Unemployment and divorce may majorly be reflective of personal issues but the societal factor in the situations should also be accounted for. Cultures have contributed to unemployment in terms of social stratification marked by classes. The conflict theory believes that “even in a relatively open society…parents’ social class determines children’s access to certain educational, occupational, and residential opportunities,” (Newman 64). With this type of upbringing, a child is constrained to act according to the social class cultured by the parents during their development. Therefore, once the child is offered a certain type of job that falls short of their class expectations they would automatically turn down the offer. The result would be unemployment as precedented by societal influence. Division in term of gender also occurs in the society with some jobs being identified with females whereas others are termed as male jobs. A male would therefore refuse a ‘female job’ despite their capabilities and remuneration in a bid to protect their societal identity (Newman 94).
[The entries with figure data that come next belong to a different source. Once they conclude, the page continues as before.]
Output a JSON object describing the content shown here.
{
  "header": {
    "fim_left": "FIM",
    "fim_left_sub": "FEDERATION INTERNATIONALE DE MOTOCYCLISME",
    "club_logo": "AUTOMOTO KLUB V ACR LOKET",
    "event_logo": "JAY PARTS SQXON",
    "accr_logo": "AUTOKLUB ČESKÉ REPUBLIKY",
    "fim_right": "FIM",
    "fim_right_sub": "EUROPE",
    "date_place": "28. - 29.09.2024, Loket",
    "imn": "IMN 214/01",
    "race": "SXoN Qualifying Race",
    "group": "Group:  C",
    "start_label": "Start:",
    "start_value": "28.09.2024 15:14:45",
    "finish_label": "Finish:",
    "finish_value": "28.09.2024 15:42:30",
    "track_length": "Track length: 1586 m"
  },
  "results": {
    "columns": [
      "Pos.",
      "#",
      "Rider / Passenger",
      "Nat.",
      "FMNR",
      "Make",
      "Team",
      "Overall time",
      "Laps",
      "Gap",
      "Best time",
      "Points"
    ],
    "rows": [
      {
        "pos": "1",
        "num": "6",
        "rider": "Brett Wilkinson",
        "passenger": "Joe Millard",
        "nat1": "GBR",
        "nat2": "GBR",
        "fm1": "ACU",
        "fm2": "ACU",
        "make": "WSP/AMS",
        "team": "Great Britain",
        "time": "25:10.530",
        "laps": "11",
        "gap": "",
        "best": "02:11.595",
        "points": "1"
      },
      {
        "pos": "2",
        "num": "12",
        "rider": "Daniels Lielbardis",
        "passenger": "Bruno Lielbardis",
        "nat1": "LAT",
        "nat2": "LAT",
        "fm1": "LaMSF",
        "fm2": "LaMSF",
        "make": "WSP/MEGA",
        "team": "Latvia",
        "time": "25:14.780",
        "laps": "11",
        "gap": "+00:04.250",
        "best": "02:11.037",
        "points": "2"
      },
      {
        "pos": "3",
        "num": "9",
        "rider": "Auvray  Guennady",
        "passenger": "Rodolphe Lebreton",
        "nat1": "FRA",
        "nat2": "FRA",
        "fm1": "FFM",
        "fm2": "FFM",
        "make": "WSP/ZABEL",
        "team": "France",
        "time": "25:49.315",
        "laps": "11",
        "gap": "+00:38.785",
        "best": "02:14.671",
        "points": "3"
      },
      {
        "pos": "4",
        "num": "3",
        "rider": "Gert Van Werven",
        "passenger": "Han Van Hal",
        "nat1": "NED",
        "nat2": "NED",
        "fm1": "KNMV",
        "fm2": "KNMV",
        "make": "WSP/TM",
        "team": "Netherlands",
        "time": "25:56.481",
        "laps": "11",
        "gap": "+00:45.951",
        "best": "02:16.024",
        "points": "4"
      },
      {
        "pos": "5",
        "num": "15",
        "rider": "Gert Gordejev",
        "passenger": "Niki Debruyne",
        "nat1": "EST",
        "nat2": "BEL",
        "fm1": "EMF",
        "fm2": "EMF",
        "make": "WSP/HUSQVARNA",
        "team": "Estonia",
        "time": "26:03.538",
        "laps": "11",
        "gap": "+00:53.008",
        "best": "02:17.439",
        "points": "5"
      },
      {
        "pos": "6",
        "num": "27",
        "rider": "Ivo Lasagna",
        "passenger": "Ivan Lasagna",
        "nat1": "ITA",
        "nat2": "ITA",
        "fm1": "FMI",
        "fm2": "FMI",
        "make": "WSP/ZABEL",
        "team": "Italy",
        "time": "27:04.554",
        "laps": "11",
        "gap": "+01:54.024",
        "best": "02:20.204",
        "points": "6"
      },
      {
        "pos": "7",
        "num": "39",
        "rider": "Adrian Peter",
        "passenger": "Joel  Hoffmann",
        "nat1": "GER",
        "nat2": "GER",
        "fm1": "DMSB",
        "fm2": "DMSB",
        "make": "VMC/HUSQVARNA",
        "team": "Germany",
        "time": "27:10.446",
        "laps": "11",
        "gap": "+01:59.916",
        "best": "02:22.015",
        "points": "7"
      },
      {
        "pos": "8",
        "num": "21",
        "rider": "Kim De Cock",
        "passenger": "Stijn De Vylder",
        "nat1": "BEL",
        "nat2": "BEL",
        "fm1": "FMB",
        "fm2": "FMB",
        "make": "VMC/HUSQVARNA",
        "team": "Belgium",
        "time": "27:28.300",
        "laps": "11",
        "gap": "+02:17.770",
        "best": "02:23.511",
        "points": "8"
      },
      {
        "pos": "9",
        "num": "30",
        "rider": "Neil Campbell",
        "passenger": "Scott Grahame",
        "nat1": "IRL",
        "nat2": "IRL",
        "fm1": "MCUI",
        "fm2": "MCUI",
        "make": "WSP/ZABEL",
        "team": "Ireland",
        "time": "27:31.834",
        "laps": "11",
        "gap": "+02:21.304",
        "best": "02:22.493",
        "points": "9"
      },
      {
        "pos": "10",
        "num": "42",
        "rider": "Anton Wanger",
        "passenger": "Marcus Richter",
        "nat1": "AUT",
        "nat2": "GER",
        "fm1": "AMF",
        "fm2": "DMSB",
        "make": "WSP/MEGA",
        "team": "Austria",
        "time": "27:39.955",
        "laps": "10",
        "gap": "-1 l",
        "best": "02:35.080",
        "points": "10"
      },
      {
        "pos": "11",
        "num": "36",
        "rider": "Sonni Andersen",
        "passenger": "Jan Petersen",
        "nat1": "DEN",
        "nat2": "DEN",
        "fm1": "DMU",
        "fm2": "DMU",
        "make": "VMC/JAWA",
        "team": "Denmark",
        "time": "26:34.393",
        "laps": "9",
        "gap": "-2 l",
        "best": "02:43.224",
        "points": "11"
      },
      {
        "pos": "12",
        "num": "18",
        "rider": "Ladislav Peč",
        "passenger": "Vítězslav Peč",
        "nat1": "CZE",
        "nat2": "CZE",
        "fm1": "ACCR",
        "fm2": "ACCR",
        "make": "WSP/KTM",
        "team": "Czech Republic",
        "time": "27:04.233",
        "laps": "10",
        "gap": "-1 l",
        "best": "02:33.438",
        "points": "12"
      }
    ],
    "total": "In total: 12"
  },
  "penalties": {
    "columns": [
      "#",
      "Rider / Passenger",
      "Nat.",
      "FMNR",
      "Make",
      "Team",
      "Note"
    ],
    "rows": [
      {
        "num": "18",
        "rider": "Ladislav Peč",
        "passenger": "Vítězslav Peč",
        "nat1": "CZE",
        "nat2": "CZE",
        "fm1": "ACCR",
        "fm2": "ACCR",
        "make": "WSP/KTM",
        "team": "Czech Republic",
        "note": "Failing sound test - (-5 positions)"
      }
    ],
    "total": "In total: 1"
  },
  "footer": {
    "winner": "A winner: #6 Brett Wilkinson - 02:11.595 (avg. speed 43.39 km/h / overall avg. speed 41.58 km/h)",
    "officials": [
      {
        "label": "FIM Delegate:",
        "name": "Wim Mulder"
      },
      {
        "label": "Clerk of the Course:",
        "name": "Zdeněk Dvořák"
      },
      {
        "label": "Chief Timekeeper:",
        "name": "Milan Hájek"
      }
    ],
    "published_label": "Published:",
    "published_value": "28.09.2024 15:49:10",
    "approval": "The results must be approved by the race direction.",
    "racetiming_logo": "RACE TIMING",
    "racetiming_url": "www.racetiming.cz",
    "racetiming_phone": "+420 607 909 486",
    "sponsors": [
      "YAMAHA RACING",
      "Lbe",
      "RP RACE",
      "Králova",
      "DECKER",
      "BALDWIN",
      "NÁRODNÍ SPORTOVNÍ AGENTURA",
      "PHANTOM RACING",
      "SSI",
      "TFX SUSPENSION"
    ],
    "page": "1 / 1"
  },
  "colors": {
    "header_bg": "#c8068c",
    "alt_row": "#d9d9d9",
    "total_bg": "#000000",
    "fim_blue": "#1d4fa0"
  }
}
Ethnicity also reflects in cases of unemployment especially in the earlier periods when jobs were accorded in terms of racial color, which are the whites and the blacks. Divorce has also undergone considerable cultural influence as discussed by the normalization process (Newman 95). In past periods, the aspect of divorce had been treated with much contempt and always kept hidden due to its unacceptability in the society. However, with societal transformation, the issue of divorce has become tolerable and this has led to the escalation of the practice. Additionally, the level of one’s economic welfare determines the probability that such an individual would have towards divorce. In the developing nations, divorce is minimal owed to the view that the cost of separating mutual belonging tends to be high and acts as a natural inhibitor towards the same. On the contrary, in the developed nations marked by individual affluence, this is highly affordable and divorce thereby tends to be quite affordable.
Newman, David. Sociology: Exploring the Architecture of Everyday Life. Teller Road: Pine Forge Press, 2010. Print.